The use of AC s reaches the peak during summer and there is sudden spurt in the demand for power and the power generation companies fail to meet it.

The consumer is not powerless in a crisis situation and can do his/her bit by refraining from the use of energy-intensive appliances during peak demand loads.

While the common thinking is that drop in power generation and the growing demand-supply gap are the causes, the increasing use of appliances, which require high power, like AC s, geysers and washing machines, is said to be fuelling the demand for power and draining the available power resources.

The use of AC s reaches the peak during summer and there is sudden spurt in the demand for power and the power generation companies fail to meet it. They resort to ‘load shedding’ (power cuts) during the peak load timings to meet the demand-supply gap.

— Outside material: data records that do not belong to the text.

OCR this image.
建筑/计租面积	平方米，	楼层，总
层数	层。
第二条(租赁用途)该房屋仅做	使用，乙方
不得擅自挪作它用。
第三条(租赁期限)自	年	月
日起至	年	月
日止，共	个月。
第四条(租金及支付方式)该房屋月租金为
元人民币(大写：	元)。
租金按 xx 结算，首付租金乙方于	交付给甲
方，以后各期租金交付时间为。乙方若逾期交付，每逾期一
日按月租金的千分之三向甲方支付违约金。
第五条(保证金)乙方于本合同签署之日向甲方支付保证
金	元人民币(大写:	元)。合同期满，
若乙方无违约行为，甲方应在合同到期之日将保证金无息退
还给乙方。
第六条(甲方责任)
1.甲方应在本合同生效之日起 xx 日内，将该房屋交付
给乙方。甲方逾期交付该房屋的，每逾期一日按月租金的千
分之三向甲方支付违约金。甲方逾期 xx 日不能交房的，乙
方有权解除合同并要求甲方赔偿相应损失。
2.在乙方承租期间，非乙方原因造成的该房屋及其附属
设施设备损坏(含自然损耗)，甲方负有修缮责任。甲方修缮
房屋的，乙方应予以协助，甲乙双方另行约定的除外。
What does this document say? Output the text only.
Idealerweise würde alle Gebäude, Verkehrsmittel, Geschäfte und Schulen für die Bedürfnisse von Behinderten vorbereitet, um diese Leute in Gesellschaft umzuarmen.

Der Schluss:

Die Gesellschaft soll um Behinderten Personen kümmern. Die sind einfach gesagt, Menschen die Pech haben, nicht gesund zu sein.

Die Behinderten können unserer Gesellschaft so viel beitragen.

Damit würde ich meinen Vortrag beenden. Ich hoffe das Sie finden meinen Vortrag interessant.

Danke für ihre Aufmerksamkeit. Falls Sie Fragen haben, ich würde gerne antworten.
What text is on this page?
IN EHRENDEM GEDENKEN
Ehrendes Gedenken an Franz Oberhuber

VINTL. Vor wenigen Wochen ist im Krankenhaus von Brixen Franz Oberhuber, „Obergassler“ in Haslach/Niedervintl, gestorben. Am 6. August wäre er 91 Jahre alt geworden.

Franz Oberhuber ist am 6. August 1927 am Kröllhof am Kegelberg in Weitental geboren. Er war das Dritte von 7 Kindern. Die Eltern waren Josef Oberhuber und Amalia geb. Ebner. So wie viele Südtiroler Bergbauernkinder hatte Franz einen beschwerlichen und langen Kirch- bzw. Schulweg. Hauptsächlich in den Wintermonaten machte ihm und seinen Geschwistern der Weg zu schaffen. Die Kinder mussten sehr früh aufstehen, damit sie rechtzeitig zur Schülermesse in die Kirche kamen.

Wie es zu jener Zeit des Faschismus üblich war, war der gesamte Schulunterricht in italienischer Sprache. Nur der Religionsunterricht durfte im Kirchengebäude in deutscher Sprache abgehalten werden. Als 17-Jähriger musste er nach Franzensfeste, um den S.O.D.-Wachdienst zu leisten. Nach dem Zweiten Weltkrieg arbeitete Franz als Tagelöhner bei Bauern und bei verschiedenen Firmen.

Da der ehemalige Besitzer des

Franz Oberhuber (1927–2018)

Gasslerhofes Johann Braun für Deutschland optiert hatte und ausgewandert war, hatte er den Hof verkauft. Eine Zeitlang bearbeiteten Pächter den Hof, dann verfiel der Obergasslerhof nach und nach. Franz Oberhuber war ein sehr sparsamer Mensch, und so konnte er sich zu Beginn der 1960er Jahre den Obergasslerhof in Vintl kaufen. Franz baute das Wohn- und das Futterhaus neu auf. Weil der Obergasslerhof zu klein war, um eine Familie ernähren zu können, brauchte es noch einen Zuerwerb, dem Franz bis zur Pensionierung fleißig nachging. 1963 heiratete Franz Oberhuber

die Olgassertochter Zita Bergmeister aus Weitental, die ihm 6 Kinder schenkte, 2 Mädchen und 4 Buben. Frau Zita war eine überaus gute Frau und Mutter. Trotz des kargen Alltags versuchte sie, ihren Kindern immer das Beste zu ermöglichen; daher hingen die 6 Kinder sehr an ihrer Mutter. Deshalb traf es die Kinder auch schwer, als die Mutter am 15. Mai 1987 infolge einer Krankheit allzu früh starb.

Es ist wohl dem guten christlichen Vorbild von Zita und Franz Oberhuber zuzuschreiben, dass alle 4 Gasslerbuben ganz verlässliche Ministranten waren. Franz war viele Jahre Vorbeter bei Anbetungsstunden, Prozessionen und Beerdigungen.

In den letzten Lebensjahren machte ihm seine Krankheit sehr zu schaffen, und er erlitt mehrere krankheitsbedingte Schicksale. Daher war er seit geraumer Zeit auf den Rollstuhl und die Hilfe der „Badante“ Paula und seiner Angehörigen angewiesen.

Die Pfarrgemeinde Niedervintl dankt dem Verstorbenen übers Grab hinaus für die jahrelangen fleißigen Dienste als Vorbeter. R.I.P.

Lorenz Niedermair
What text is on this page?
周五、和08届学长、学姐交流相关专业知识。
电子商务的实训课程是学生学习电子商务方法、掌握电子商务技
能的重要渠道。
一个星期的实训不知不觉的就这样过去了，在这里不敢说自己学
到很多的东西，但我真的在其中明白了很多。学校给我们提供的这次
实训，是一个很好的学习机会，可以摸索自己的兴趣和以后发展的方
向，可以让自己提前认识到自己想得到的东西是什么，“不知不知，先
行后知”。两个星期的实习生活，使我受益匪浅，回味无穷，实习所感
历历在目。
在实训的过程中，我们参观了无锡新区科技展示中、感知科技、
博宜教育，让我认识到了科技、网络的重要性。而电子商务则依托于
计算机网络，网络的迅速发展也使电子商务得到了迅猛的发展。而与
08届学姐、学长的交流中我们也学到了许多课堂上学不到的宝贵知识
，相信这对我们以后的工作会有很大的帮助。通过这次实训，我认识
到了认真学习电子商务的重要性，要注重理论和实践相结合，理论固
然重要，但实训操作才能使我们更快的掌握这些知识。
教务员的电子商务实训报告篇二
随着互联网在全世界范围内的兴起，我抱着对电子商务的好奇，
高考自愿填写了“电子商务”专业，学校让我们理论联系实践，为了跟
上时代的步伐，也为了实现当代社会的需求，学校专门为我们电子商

Demand Response (DR) is a new technology, being seriously considered by utilities all over the world, to control the ‘consumer demand’ as matching it with ‘generation capacity’ is an expensive proposition. New DR methods envisage ‘partial cuts’, which require some technology to be adopted at the customer location as against the normal method of resorting to ‘power cuts’, which would result in total black out.

A ‘DR pilot project’ has been launched by the AP Eastern Power Distribution Company Limited (AP EPDCL) in the city a couple of months ago to create awareness among the consumers on the need to make load analysis and reduce their power consumption during the peak load time.

Bill analysis report

“The customer is given a ‘detailed bill analysis report’ that tells him/her as to how the bill is calculated, type of load (AC/geyser…) consumed in the overall bill and how it compares with the average usage among the neighbours. The consumers are given a report on the analysis to motivate them to conserve energy and profit in the bargain,” says Saytam of NeoSilica Technologies, the company implementing the project.

“The consumers are also given energy saving tips like setting the AC temperature control at 23 degrees – 25 degrees C, which would result in a saving of 60 per cent energy as compared to leaving at the default setting of 16 degrees C and not using the washing machine between 6 p.m. and 9 p.m. and thereby contributing to reducing the evening peak demand,” he says.

The project would help EPDCL in reducing the overall demand from a given area. “The DR project helps consumers in reducing their power bills besides helping conserve power. They can also call up the EPDCL Customer Care for guidance on the project,” General Manager (Energy Audit) of EPDCL Satyanarayana told The Hindu when contacted.

It’s in our (consumers) hands to judiciously use the available resources or face the prospect of ‘black outs’ by electricity companies to meet the peak demand loads.